This post will offend some people, but only because they know what I am writing is true. Investing in the stock market is not worth it unless you are rich. The finance and personal finance industry encourages you to invest in the stock market because it makes them richer. However ,if you think you are going to get rich by working an average corporate job and investing surplus money in the market… that’s not going to work.
The stock market and particularly passive investing generates very mediocre returns when the market goes up. When the market goes down people lose their savings which takes them years to earn back. Let’s take the example of someone working a corporate job that manages to save $10,000 per year after tax. If they have their money in the market and a recession hits and they lose $50,000 that means they lost 5 years of savings.
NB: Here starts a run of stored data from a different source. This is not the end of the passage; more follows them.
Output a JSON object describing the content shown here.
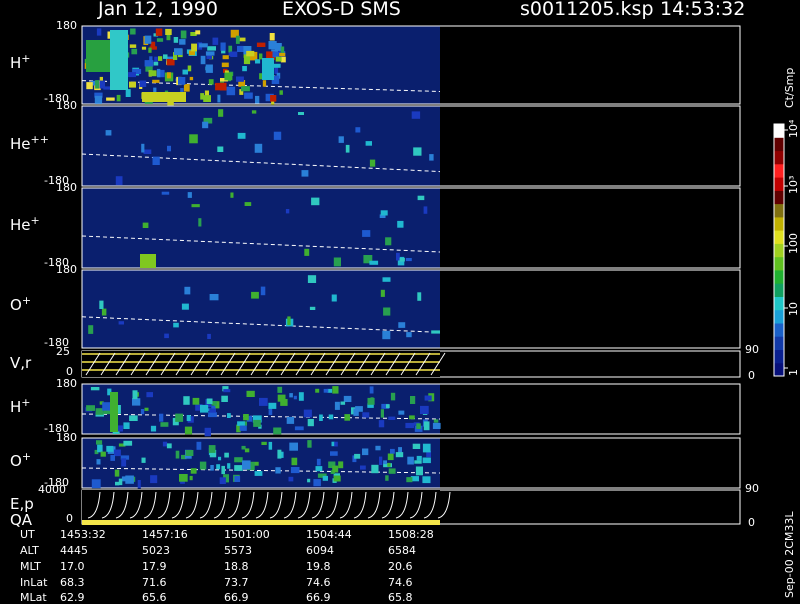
{
  "header": {
    "date": "Jan 12, 1990",
    "instrument": "EXOS-D SMS",
    "file": "s0011205.ksp",
    "time": "14:53:32"
  },
  "side_labels": {
    "units": "Ct/Smp",
    "footer": "Sep-00 2CM33L"
  },
  "colors": {
    "background": "#000000",
    "panel_fill": "#0a1f6e",
    "axis": "#ffffff",
    "trace": "#ffffff",
    "yellow": "#f5e64a"
  },
  "chart_data": {
    "type": "heatmap",
    "panels": [
      {
        "label": "H",
        "sup": "+",
        "ymax": "180",
        "ymin": "-180",
        "dashed_line": [
          0.7,
          0.84
        ]
      },
      {
        "label": "He",
        "sup": "++",
        "ymax": "180",
        "ymin": "-180",
        "dashed_line": [
          0.6,
          0.82
        ]
      },
      {
        "label": "He",
        "sup": "+",
        "ymax": "180",
        "ymin": "-180",
        "dashed_line": [
          0.6,
          0.8
        ]
      },
      {
        "label": "O",
        "sup": "+",
        "ymax": "180",
        "ymin": "-180",
        "dashed_line": [
          0.6,
          0.8
        ]
      },
      {
        "label": "V,r",
        "sup": "",
        "ymax": "25",
        "ymin": "0",
        "right_ticks": [
          "90",
          "0"
        ]
      },
      {
        "label": "H",
        "sup": "+",
        "ymax": "180",
        "ymin": "-180",
        "dashed_line": [
          0.6,
          0.7
        ]
      },
      {
        "label": "O",
        "sup": "+",
        "ymax": "180",
        "ymin": "-180",
        "dashed_line": [
          0.6,
          0.7
        ]
      },
      {
        "label": "E,p",
        "sub_label": "QA",
        "sup": "",
        "ymax": "4000",
        "ymin": "0",
        "right_ticks": [
          "90",
          "0"
        ]
      }
    ],
    "colorbar": {
      "label": "Ct/Smp",
      "ticks": [
        "1",
        "10",
        "100",
        "10³",
        "10⁴"
      ],
      "colors": [
        "#07107a",
        "#0a2090",
        "#123aa8",
        "#1a60c8",
        "#1aa0d8",
        "#20c8c8",
        "#10a060",
        "#20b030",
        "#60c020",
        "#a0d020",
        "#e0e020",
        "#c0b000",
        "#807010",
        "#600000",
        "#c00000",
        "#ff2020",
        "#900000",
        "#600000",
        "#ffffff"
      ]
    },
    "x_axis": {
      "rows": [
        {
          "name": "UT",
          "values": [
            "1453:32",
            "1457:16",
            "1501:00",
            "1504:44",
            "1508:28"
          ]
        },
        {
          "name": "ALT",
          "values": [
            "4445",
            "5023",
            "5573",
            "6094",
            "6584"
          ]
        },
        {
          "name": "MLT",
          "values": [
            "17.0",
            "17.9",
            "18.8",
            "19.8",
            "20.6"
          ]
        },
        {
          "name": "InLat",
          "values": [
            "68.3",
            "71.6",
            "73.7",
            "74.6",
            "74.6"
          ]
        },
        {
          "name": "MLat",
          "values": [
            "62.9",
            "65.6",
            "66.9",
            "66.9",
            "65.8"
          ]
        }
      ]
    }
  }
}
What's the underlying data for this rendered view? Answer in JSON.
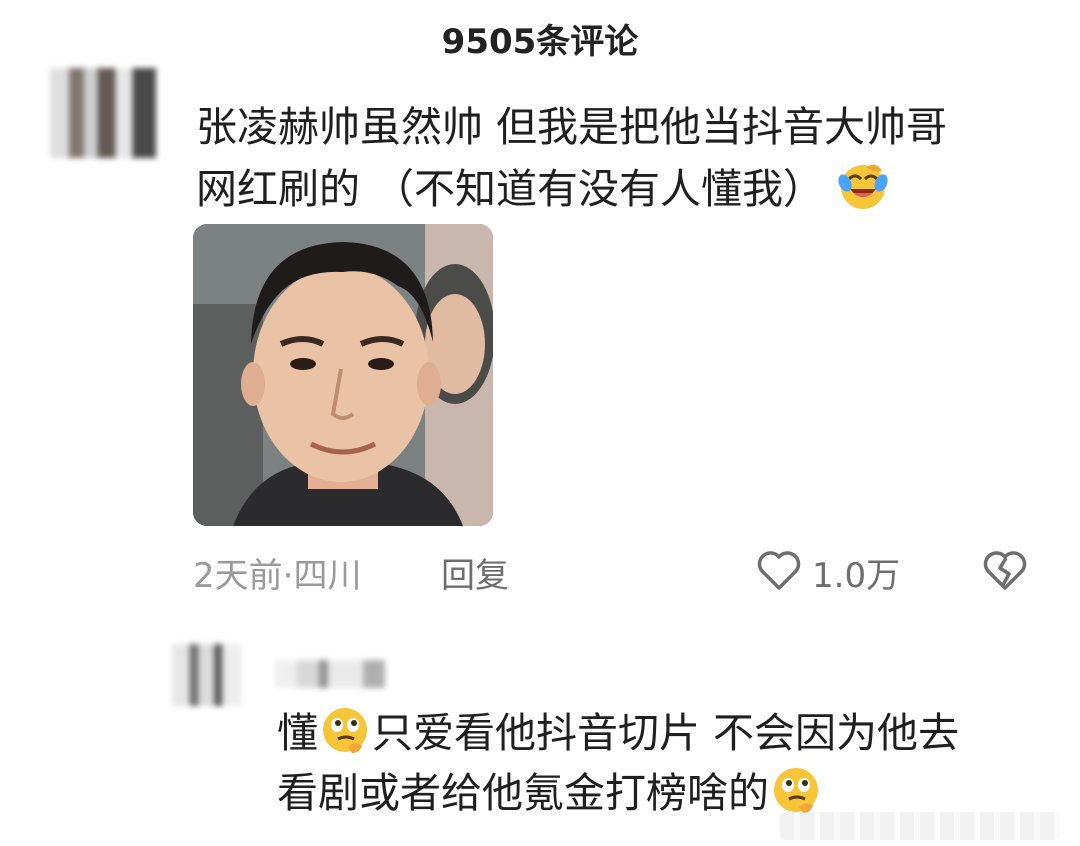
{
  "header": {
    "title": "9505条评论"
  },
  "comment": {
    "text_line1": "张凌赫帅虽然帅 但我是把他当抖音大帅哥",
    "text_line2": "网红刷的 （不知道有没有人懂我）",
    "emoji": "crying-laughing-emoji",
    "meta": "2天前·四川",
    "reply_label": "回复",
    "like_count": "1.0万"
  },
  "reply": {
    "text_part1": "懂",
    "text_part2": "只爱看他抖音切片 不会因为他去",
    "text_line2": "看剧或者给他氪金打榜啥的",
    "emoji": "thinking-face-emoji"
  },
  "colors": {
    "text": "#1f1f1f",
    "meta": "#9a9a9a",
    "action": "#6e6e6e",
    "background": "#ffffff"
  }
}
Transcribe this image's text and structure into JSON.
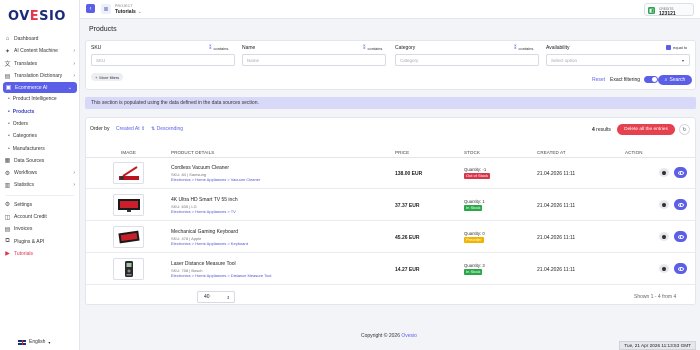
{
  "brand": {
    "logo_pre": "OV",
    "logo_o": "E",
    "logo_post": "SIO"
  },
  "sidebar": {
    "items": [
      {
        "label": "Dashboard",
        "icon": "home-icon"
      },
      {
        "label": "AI Content Machine",
        "icon": "sparkle-icon",
        "chevron": true
      },
      {
        "label": "Translates",
        "icon": "translate-icon",
        "chevron": true
      },
      {
        "label": "Translation Dictionary",
        "icon": "book-icon",
        "chevron": true
      },
      {
        "label": "Ecommerce AI",
        "icon": "cart-icon",
        "chevron": true,
        "active": true
      }
    ],
    "sub_items": [
      {
        "label": "Product Intelligence"
      },
      {
        "label": "Products",
        "active": true
      },
      {
        "label": "Orders"
      },
      {
        "label": "Categories"
      },
      {
        "label": "Manufacturers"
      }
    ],
    "items2": [
      {
        "label": "Data Sources",
        "icon": "database-icon"
      },
      {
        "label": "Workflows",
        "icon": "workflow-icon",
        "chevron": true
      },
      {
        "label": "Statistics",
        "icon": "chart-icon",
        "chevron": true
      }
    ],
    "items3": [
      {
        "label": "Settings",
        "icon": "gear-icon"
      },
      {
        "label": "Account Credit",
        "icon": "credit-icon"
      },
      {
        "label": "Invoices",
        "icon": "invoice-icon"
      },
      {
        "label": "Plugins & API",
        "icon": "plugin-icon"
      },
      {
        "label": "Tutorials",
        "icon": "youtube-icon"
      }
    ],
    "language": "English"
  },
  "topbar": {
    "project_label": "PROJECT",
    "project_name": "Tutorials",
    "credits_label": "CREDITS",
    "credits_value": "123121"
  },
  "page": {
    "title": "Products"
  },
  "filters": {
    "sku": {
      "label": "SKU",
      "mode": "contains",
      "placeholder": "SKU"
    },
    "name": {
      "label": "Name",
      "mode": "contains",
      "placeholder": "Name"
    },
    "category": {
      "label": "Category",
      "mode": "contains",
      "placeholder": "Category"
    },
    "availability": {
      "label": "Availability",
      "mode": "equal to",
      "placeholder": "Select option"
    },
    "more_filters": "More filters",
    "reset": "Reset",
    "exact_filtering": "Exact filtering",
    "search": "Search"
  },
  "info_banner": "This section is populated using the data defined in the data sources section.",
  "toolbar": {
    "order_by_label": "Order by",
    "order_by_value": "Created At",
    "direction": "Descending",
    "results_count": "4",
    "results_label": "results",
    "delete_all": "Delete all the entries"
  },
  "table": {
    "headers": [
      "IMAGE",
      "PRODUCT DETAILS",
      "PRICE",
      "STOCK",
      "CREATED AT",
      "ACTION"
    ],
    "rows": [
      {
        "name": "Cordless Vacuum Cleaner",
        "sku": "SKU: 84 | Samsung",
        "category": "Electronics > Home Appliances > Vacuum Cleaner",
        "price": "138.00 EUR",
        "quantity": "Quantity: -1",
        "stock": "Out of Stock",
        "stock_color": "#d7354a",
        "created": "21.04.2026 11:11"
      },
      {
        "name": "4K Ultra HD Smart TV 55 inch",
        "sku": "SKU: 635 | LG",
        "category": "Electronics > Home Appliances > TV",
        "price": "37.37 EUR",
        "quantity": "Quantity: 1",
        "stock": "In Stock",
        "stock_color": "#28a745",
        "created": "21.04.2026 11:11"
      },
      {
        "name": "Mechanical Gaming Keyboard",
        "sku": "SKU: 478 | Apple",
        "category": "Electronics > Home Appliances > Keyboard",
        "price": "45.26 EUR",
        "quantity": "Quantity: 0",
        "stock": "Preorder",
        "stock_color": "#f3b400",
        "created": "21.04.2026 11:11"
      },
      {
        "name": "Laser Distance Measure Tool",
        "sku": "SKU: 758 | Bosch",
        "category": "Electronics > Home Appliances > Distance Measure Tool",
        "price": "14.27 EUR",
        "quantity": "Quantity: 3",
        "stock": "In Stock",
        "stock_color": "#28a745",
        "created": "21.04.2026 11:11"
      }
    ]
  },
  "pagination": {
    "per_page": "40",
    "shown": "Shown 1 - 4 from 4"
  },
  "footer": {
    "copyright": "Copyright © 2026 ",
    "link": "Ovesio"
  },
  "clock": "Tue, 21 Apr 2026 11:13:53 GMT"
}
If they had built an online business instead they could have a self-sustaining business that they could invest their $10,000 yearly savings to scale their business. You cannot compare starting a business and investing in the stock market. If you are working class or middle class starting a business is what you have to do. If you are rich and have millions in the bank it can make sense to be lazy and throw your money in passive investment or to get private wealth management.
Why The Stock Market Is Mediocre At Best
- Opportunity cost (of the $)
- When you invest in the stock market your money is not being used efficiently. The opportunity cost (value of the best alternative) of investing your money in the market is too high. The best alternative to the stock market is building a business you control and collect all the profits from. A business, particularly online, can be bootstrapped but investing money in it will cause it to grow and scale much quicker.
- No say in operations
- When you invest in the stock market you are buying a share of a business, but you get no say in operations. Take it back to basics and ask yourself, is it smart to buy part of a business you will have no control over? Only if you feel you aren’t smart enough to build a business yourself.
- Inflation (eats away at the principal and the mediocre returns)
- You hear the number 8% average stock market returns frequently quotes, unfortunately this number is without inflation taken into account. After taking inflation into account the returns are probably between 2%-4%. If you want to invest your hard earned money for those measly returns, go ahead but you are not going to get rich from it and you are risking your savings when the market crashes.
- Recession can destroy savings
- This is the biggest reason you should be skeptical about investing your money in the stock market. When the stock market crashes (when, not if, because it always does) you need to understand you can lose 25%-50% of your money invested in the market. Those are not exaggerated numbers is it easy to lose half your life savings in recession if all your money is invested in the stock market.
- People invest based off of historic returns
- The often quotes 8% average returns for the stock market is the historic return for the S&P 500. If you invest based off this historic return and expect it to continue you are in for a bad time. You need to look forward and understand the sectoral shifts that happen in the market and in the world. The U.S. is no longer experience the growth it experienced in the 20th century. Investing based off of historic returns is like driving while looking through the rear view mirror, a bad idea.
- Indexing is a losing game
- Passively investing in a major stock index is a bad idea because with all the great companies in the index you also need to own the bad companies. Only 60 companies from the Fortune 500 in 1955 remain in 2017. If you buy a stock index you are inevitably buying bad stocks that won’t survive the “creative destruction” of capitalism.
- Stock pickers usually don’t understand the companies
- People that try to pick individual stocks usually do so based off of what the financial pundits say. If a broadcaster on CNBC or Bloomberg calls on a hot stock they buy it. Most people don’t do the proper due diligence of reading years of financial statements, and doing a thorough analysis of the investment opportunity.
Start A Business Instead
Smart people invest in themselves and started a business. This has happened for all of history and will happen for the rest of time. The people that deny this are failures and scared of taking the risks that make life truly worth living.
Think of any successful rich person and you will see that I am correct. Carnegie, Rockefeller, J.P. Morgan, Henry Ford, Bezos, Gates, Jobs, Zuckerberg all started real businesses and got massively wealthy. Imagine if they decided to take the safe route and just got a corporate middle management job that paid $200,000 per year. That’s good money and would make them “successful” in society’s eyes, but they always would have known deep down that they didn’t live up to their potential.
You will never know what you are capable of if you never take any chances. The problem most people have in life is they are scared to take risks, if you take risks your chances of being successful in business skyrocket.